O primeiro, "Lundu do Escritor Difícil", apropria-se de
um poema do próprio escritor,
que este burilou para responder àqueles que o acusavam de
ser pouco legível.
A peça completa, transcrita
no livro, faz rir pelos recursos
que usa, com metáforas inusitadas e aproximações inesperadas ("de tão fácil virou fóssil").
Para maior provocação, mobiliza termos desconhecidos, em
geral coloquiais ou regionais,
sem por isso deixar de constituir uma plataforma estética.
O livro, como explicita seu
subtítulo, trata do célebre Congresso da Língua Nacional
Cantada, realizado em meados
de 1937 por iniciativa de Mário
quando ocupava o Departamento de Cultura da cidade de
São Paulo.
O tema do congresso pode
parecer esquisito e até excêntrico. Mas havia muito tempo
era preocupação central de
Mário, que aliás costumava
brandir aos puristas sua hipotética "Gramatiquinha da Fala
Brasileira". E ainda hoje, quando ouvimos gravações daquela
época, estranhamos a dicção
dos cantores, que a nossos ouvidos soa estrangeira.
Dicção importada
Por influência dos professores com que estudavam, vindos
de fora, os artistas proferiam
vogais e consoantes como se
fossem francesas ou italianas.
Por exemplo, nosso "r" brando era de prolação quase impossível, bem como o "e" mudo
de final de palavra. E as nasais,
sobretudo o "ão" tão freqüente
em nossa língua, eram desfiguradas. Tudo isso e muito mais o
congresso se propôs discutir
para encontrar soluções: as
metas eram práticas.
Durante uma semana inteira,
apresentaram-se comunicações preparadas por musicólogos, maestros e cantores, das
quais o livro fornece cuidadosos resumos.
Não se pense que o livro se
restrinja ao congresso. A grande discussão do tempo, e não só
no Brasil, levantada pelo romantismo e ainda candente,
era a incorporação de motivos
folclóricos, populares, que expressassem nas composições a
alma de um determinado povo.
A linguagem cosmopolita da
música erudita, no fundo eurocêntrica, via-se posta em xeque.
Assim proposta, a busca do nacional deixaria marcas indeléveis na evolução de nossa música erudita.
O segundo livro -"Orgulho
de Jamais Aconselhar"- focaliza a epistolografia de Mário,
desentranhando dela um projeto didático.
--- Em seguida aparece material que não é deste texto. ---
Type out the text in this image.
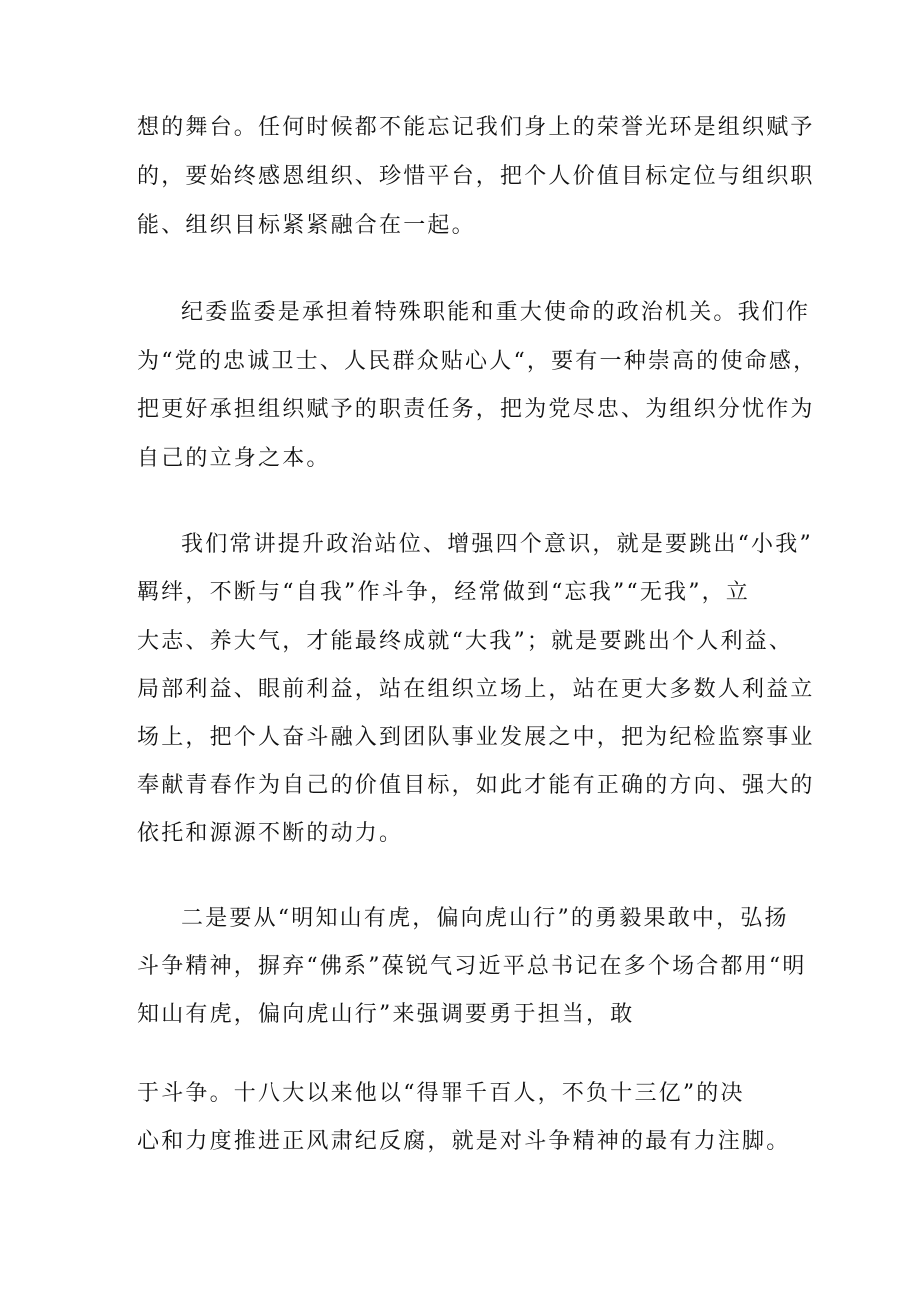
想的舞台。任何时候都不能忘记我们身上的荣誉光环是组织赋予
的，要始终感恩组织、珍惜平台，把个人价值目标定位与组织职
能、组织目标紧紧融合在一起。
纪委监委是承担着特殊职能和重大使命的政治机关。我们作
为“党的忠诚卫士、人民群众贴心人“，要有一种崇高的使命感，
把更好承担组织赋予的职责任务，把为党尽忠、为组织分忧作为
自己的立身之本。
我们常讲提升政治站位、增强四个意识，就是要跳出“小我”
羁绊，不断与“自我”作斗争，经常做到“忘我”“无我”，立
大志、养大气，才能最终成就“大我”；就是要跳出个人利益、
局部利益、眼前利益，站在组织立场上，站在更大多数人利益立
场上，把个人奋斗融入到团队事业发展之中，把为纪检监察事业
奉献青春作为自己的价值目标，如此才能有正确的方向、强大的
依托和源源不断的动力。
二是要从“明知山有虎，偏向虎山行”的勇毅果敢中，弘扬
斗争精神，摒弃“佛系”葆锐气习近平总书记在多个场合都用“明
知山有虎，偏向虎山行”来强调要勇于担当，敢
于斗争。十八大以来他以“得罪千百人，不负十三亿”的决
心和力度推进正风肃纪反腐，就是对斗争精神的最有力注脚。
Vai desde a análise meticulosa dos diferentes
papéis de carta utilizados até o
exame dos volumes de correspondência alheia encontrados
na biblioteca do escritor.
Mas isso é o de menos. O que
ganhamos, e que vai se desdobrando aos olhos do leitor, são
as diferentes figuras que o missivista assume, sempre a serviço do interlocutor. Este pode
aguardar uma discussão de alto
nível e um confronto como se
fosse entre iguais.
Como se pode imaginar, Mário recebia milhares de petições de parecer sobre trabalhos
que lhe eram enviados por músicos, pintores, poetas e outros
artistas. A todos respondia com
dedicação, procurando uma
troca elevada e que pudesse ser
útil ao destinatário.
Como ninguém ignora, essa
produção epistolar não encontra paralelo no Brasil, e certamente é o mais importante
conjunto em toda a nossa história. São literalmente milhares de cartas, quase todas já publicadas. O levantamento feito
pelo autor mostra 29 volumes
editados, fazendo cogitar se
Mário vai ultrapassar Proust,
um dos mais prolíficos missivistas de que se tem notícia,
que conta com 21.
Um traço a ser lembrado é
que Mário, além de responder a
qualquer desconhecido, por
mais humilde que fosse, também se carteava com a nata da
intelectualidade brasileira. Boa
parte da trajetória do modernismo tem sido reconstituída
graças a essa fonte.
Os principais nomes desfilam: afora Manuel Bandeira, já
citado, Anita Malfatti, Tarsila
do Amaral, Prudente de Morais
Neto, Pedro Nava, Carlos
Drummond de Andrade, Augusto Meyer, Portinari, Rubens
Borba de Morais, Camargo
Guarnieri, Ascenso Ferreira,
Lasar Segall, Paulo Prado, Graça Aranha, Menotti del Picchia.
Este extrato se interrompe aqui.